With conversations of climate change and decarbonization increasing globally, solar is brought up often as a convenient and green alternative to fossil fuels for powering the grid. According to the 2021 Solar Futures Study by the United States Department of Energy, solar has the potential to provide up to 40% of the country’s electricity production by 2035 and up to 45% by 2050. Solar is clearly on the upswing as a renewable power source, but the process takes time. The project life cycle starts with a piece of land and an idea. After years of development and decades of energy production, the vast majority of the solar facility can be recycled.
The lifecycle of a solar project – from beginning to end
- Development – Diode is a development expert when it comes to solar projects. There are numerous activities that have to happen before the project can be built. First, there must be a concept. Sometimes this is a need from a company who wants to green up their energy profile, a utility who wants to increase their renewable sources, or a community who wants to add greener energy to their neighborhood. Next comes site selection and development, which is composed of feasibility review, environmental studies about the area and land, as well as city and state zoning and permitting requirements, and interconnection studies. Once development is complete, securing financing or funding for the project happens. After all that, the site is ready to enter the design phase.
- Engineering and design – Initial design can begin in the development phase, but this is where the bulk of the project is designed. Information to consider is where the project is going, local design requirements, where panels will fit best on the land, and how the panels should be mounted. This is where an EPC contractor, like our parent company, Black & Veatch, would step in.

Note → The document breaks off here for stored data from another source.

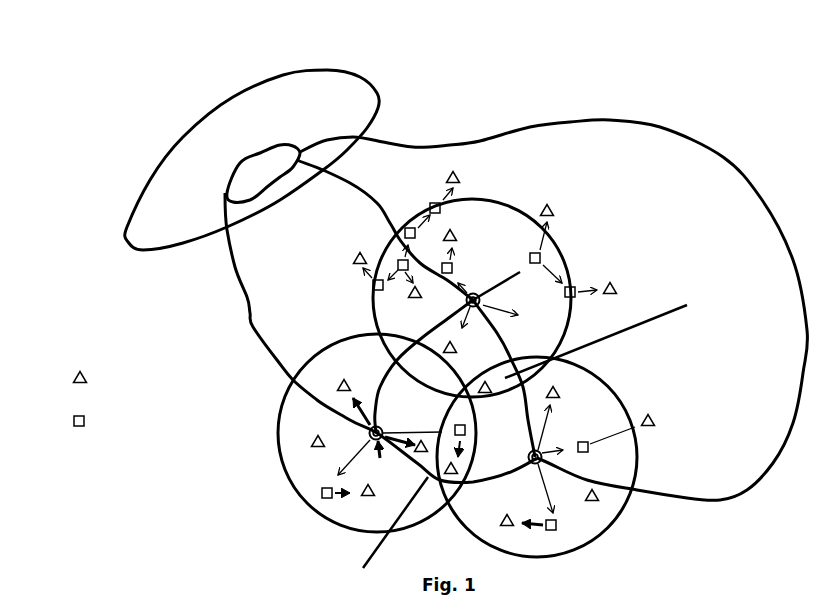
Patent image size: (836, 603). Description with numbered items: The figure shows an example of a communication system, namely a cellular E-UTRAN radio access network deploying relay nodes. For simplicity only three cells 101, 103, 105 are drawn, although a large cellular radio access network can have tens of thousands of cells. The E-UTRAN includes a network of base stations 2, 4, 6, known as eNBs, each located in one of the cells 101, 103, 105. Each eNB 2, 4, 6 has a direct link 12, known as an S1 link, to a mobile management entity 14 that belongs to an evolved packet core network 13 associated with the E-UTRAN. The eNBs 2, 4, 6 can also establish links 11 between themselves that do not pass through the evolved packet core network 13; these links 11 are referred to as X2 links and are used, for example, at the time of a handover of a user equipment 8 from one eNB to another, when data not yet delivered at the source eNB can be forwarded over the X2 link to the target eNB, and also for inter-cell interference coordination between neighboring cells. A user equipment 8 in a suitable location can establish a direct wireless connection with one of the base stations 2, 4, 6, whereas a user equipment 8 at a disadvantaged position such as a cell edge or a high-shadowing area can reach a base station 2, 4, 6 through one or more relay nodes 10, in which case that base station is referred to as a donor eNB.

The base station 2 is at (477, 295).
The base station 4 is at (540, 452).
The base station 6 is at (381, 430).
The user equipment 8 is at (63, 376).
The relay node 10 is at (63, 421).
The link 11 is at (423, 335).
The direct link 12 is at (345, 177).
The evolved packet core network 13 is at (357, 73).
The mobile management entity 14 is at (226, 193).
The cell 101 is at (550, 228).
The cell 103 is at (637, 457).
The cell 105 is at (278, 447).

- Construction – Finally, the project is built! This is what comes to mind when most people think about building a project. Materials will be procured, panels will be mounted onto their racking system, and construction crews will be working regularly for months to get the site ready for operation. The project will undergo certification and commissioning before it finally gets connected to the local power grid or to the customer to directly consume the power.

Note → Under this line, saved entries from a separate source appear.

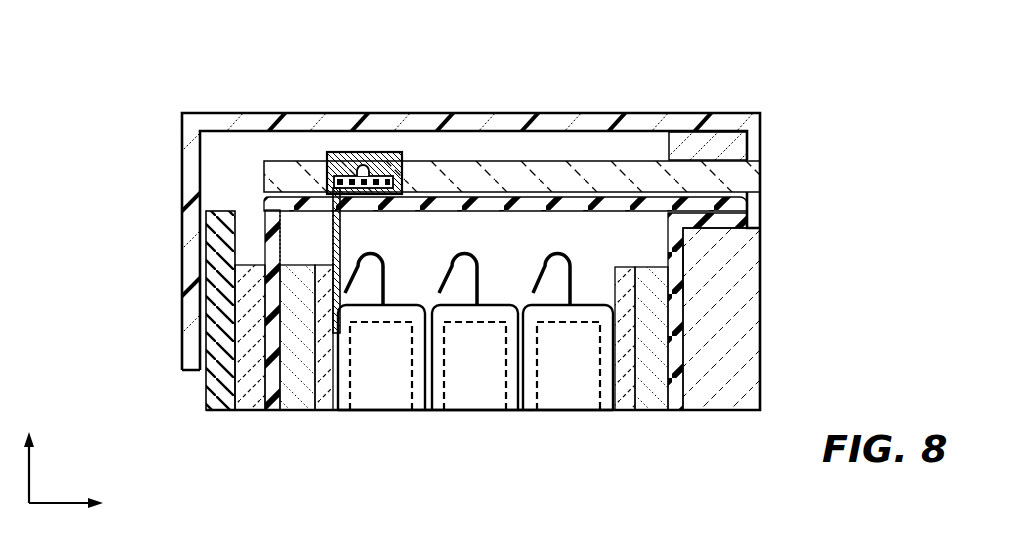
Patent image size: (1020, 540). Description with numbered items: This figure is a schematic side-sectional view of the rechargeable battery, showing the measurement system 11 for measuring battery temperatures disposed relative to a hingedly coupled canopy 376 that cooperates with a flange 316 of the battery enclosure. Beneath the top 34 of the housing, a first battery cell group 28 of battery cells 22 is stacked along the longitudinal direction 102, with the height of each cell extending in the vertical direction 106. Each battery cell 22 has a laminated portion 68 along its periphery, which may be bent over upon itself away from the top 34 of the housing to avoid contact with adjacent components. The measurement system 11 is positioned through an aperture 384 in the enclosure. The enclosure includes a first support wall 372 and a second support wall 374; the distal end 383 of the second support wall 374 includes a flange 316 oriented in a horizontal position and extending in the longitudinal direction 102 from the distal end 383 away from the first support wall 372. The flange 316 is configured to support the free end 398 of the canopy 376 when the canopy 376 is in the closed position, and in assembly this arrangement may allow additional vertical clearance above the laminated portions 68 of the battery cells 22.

The measurement system 11 is at (363, 150).
The battery cells 22 is at (491, 379).
The first battery cell group 28 is at (477, 411).
The top 34 is at (232, 113).
The laminated portion 68 is at (462, 256).
The longitudinal direction 102 is at (92, 504).
The vertical direction 106 is at (31, 450).
The flange 316 is at (760, 222).
The first support wall 372 is at (272, 412).
The second support wall 374 is at (677, 412).
The canopy 376 is at (570, 192).
The distal end 383 is at (687, 263).
The aperture 384 is at (341, 217).
The free end 398 is at (712, 197).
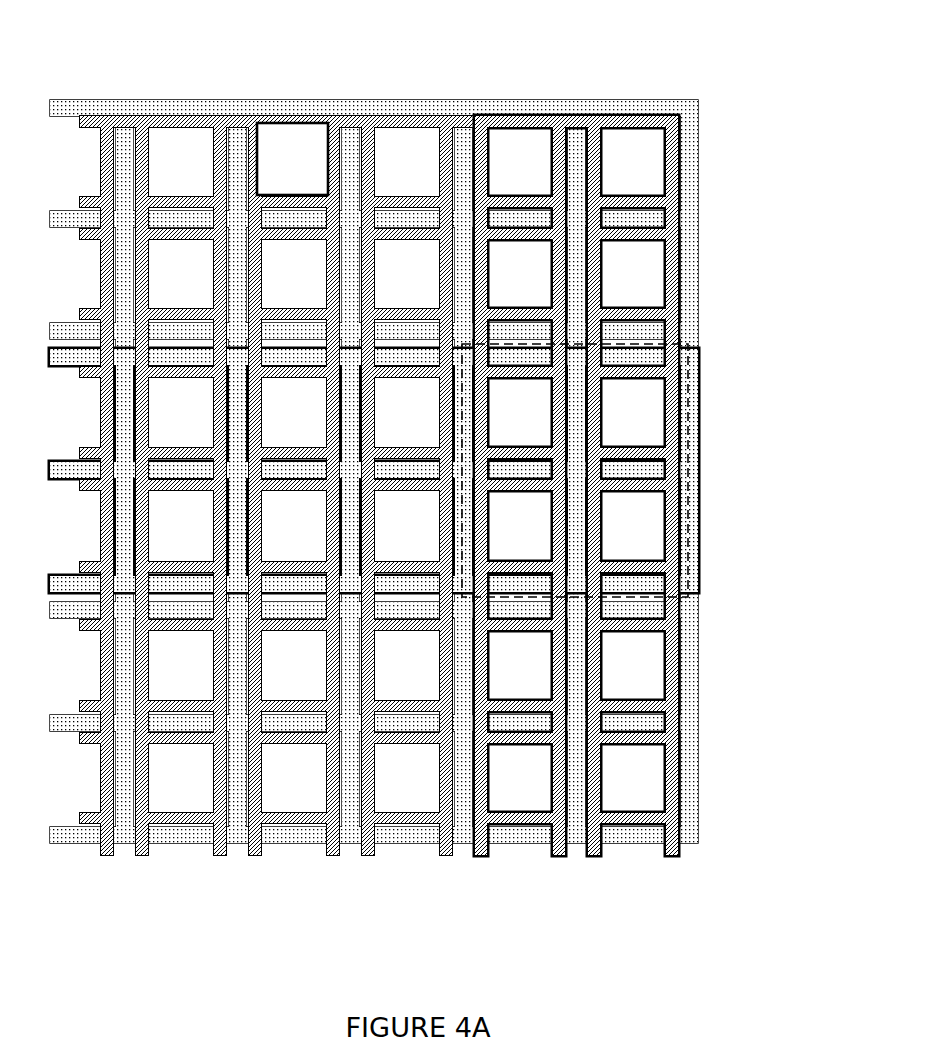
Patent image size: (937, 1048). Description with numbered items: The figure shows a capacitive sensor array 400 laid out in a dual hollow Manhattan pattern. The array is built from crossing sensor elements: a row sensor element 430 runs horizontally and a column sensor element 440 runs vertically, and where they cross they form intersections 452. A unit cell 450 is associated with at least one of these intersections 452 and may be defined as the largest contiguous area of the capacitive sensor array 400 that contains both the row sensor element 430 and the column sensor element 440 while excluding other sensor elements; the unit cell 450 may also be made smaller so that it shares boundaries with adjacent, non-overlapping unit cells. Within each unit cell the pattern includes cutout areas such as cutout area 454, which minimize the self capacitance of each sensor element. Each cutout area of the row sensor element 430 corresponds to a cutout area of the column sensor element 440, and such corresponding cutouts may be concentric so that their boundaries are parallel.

- Operations and maintenance – The project is complete and operational! Now its job is to soak up the sun and convert it to energy. The standard life cycle of a solar panel is about 20-25 years, so that is about how long we would expect the original equipment to provide energy. This will come with regular maintenance to keep the panels operating to their fullest extent. Panels can be replaced once they reach the end of their lifecycle to enable the project to continue producing power.
- Dismantling and recycling – The project has completed its useful life and is ready to be retired. What happens to all those panels, though?
Solar panel afterlife
After a solar panel is no longer considered useful, there are usually two ways to deal with them – throw them away or recycle them. In the United States and Europe, solar panels are considered e-waste and must be dealt with accordingly. According to Attila Tamas Vekony in a 2021 GreenMatch article, while there are no US federal guidelines, the European Union has mandated that developers and owners of solar projects must incorporate the cost of recycling panels into the cost of the project so as to not place additional burden on the environment. Washington state is the only US state to have a similar mandate.

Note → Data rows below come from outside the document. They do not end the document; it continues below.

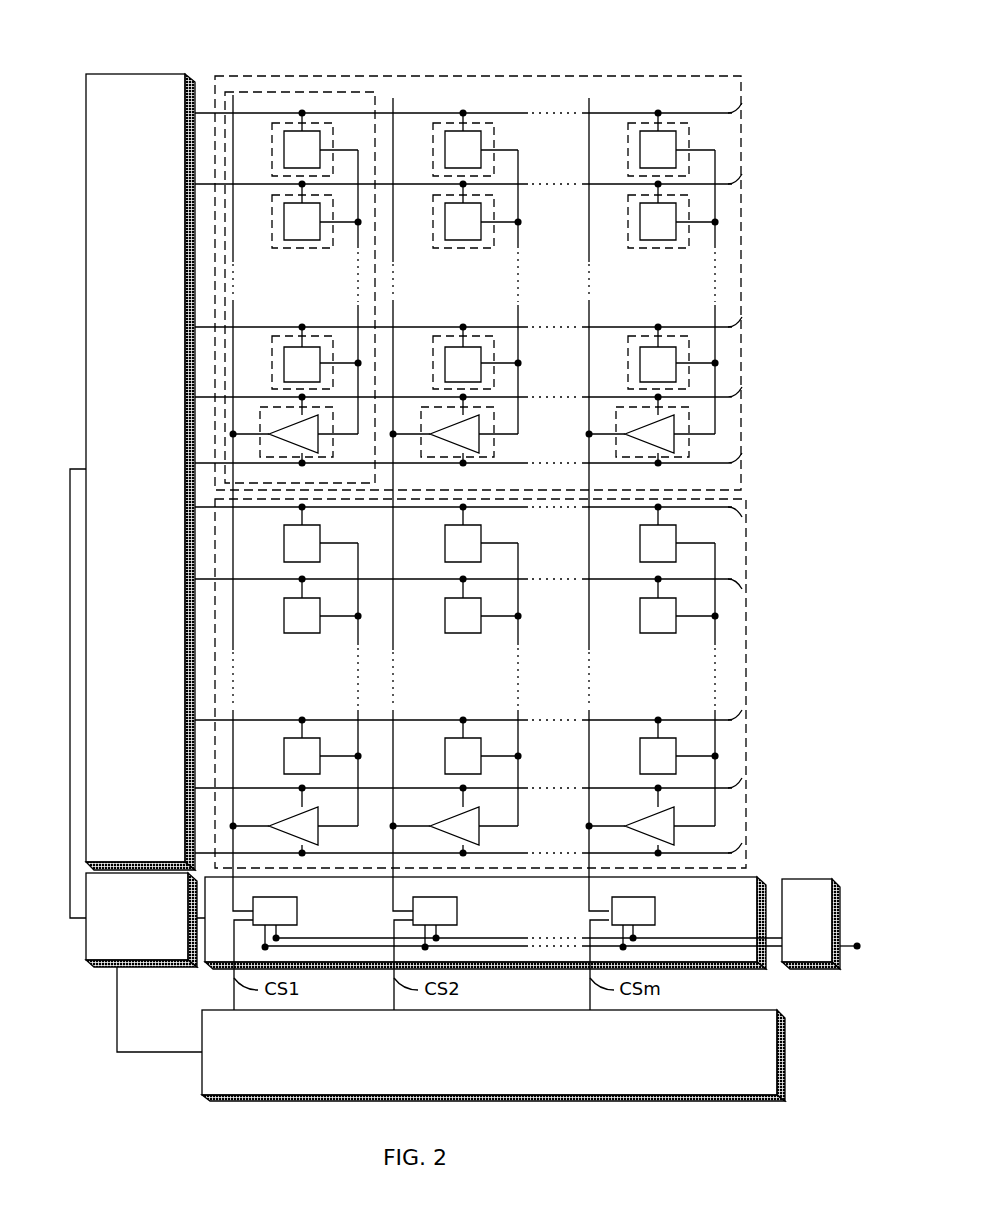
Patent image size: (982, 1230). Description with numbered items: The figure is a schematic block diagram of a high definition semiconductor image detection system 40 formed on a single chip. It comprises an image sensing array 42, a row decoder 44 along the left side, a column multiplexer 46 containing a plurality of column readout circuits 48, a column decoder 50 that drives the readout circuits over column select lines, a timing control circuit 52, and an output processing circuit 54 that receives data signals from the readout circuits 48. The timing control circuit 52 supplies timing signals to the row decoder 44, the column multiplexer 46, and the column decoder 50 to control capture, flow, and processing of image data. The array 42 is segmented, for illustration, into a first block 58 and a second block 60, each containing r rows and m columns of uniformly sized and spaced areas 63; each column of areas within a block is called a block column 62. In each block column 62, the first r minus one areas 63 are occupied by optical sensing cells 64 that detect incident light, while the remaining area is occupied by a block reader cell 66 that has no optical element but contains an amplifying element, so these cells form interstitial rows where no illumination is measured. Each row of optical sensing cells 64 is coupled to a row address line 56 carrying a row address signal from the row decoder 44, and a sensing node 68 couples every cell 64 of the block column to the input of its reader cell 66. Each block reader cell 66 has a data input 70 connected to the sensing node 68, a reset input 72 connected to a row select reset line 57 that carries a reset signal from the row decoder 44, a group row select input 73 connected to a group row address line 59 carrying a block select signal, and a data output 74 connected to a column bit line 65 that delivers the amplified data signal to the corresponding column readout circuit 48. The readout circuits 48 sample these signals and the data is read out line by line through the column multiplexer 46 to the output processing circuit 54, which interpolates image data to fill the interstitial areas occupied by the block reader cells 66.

The high definition semiconductor image detection system 40 is at (117, 44).
The image sensing array 42 is at (765, 49).
The row decoder 44 is at (123, 504).
The column multiplexer 46 is at (757, 880).
The column readout circuit 48 is at (265, 921).
The column decoder 50 is at (479, 1086).
The timing control circuit 52 is at (126, 953).
The output processing circuit 54 is at (796, 944).
The row address line 56 is at (278, 325).
The row select reset line 57 is at (207, 395).
The first block 58 is at (640, 76).
The group row address line 59 is at (207, 462).
The second block 60 is at (745, 503).
The block column 62 is at (300, 92).
The area 63 is at (432, 132).
The optical sensing cell 64 is at (292, 160).
The column bit line 65 is at (234, 557).
The block reader cell 66 is at (298, 443).
The sensing node 68 is at (358, 250).
The data input 70 is at (323, 433).
The reset input 72 is at (304, 418).
The group row select input 73 is at (300, 452).
The data output 74 is at (273, 430).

If it were not for recycling, GreenMatch lists that up to 60 million tons of solar panel waste could accumulate by the year 2050, which is why recycling them is so important. Because most solar panels are made from one of two materials, there are two different recycling processes: silicon-based panel recycling and thin-film based panel recycling.
Silicon based panels are the most commonly used panels that we have today. The process begins by separating the panel’s aluminum and glass parts. “Almost all (95%) of the glass can be reused, while all external metal parts are used for re-molding cell frames,” says Vekony at GreenMatch. In addition, a significant portion of the hardware (80%) can be reused after the initial recycling treatments. The silicon parts are also able to be recycled and reused. Often, all the pieces of old solar panels can be recreated into new solar panels.
Thin-film based solar panels are less common and require more processing to be reused and recycled. After being shredded and crushed into tiny pieces, both liquid and solid materials are leftover to be processed. “Liquids go through a precipitation and dewatering process to ensure purity. The resulting substance goes through metal processing to completely separate the different semiconductor materials. The latter step depends on the actual technology used when producing the panels; however, on average 95% of the semiconductor material is reused,” according to Vekony at GreenMatch. After that, there is solid matter to be further processed which leaves behind pure glass that is recycled easily.
What starts out as a piece of land and a plan to decrease our carbon footprint turns into a project that generates clean energy for 20-25 years or more and solar panels that can be recycled into new solar panels. There are lots of moving pieces, but solar is one of the simpler renewable technologies to install which makes it a prime candidate for potentially powering up to 40% of the United States grid in the near future.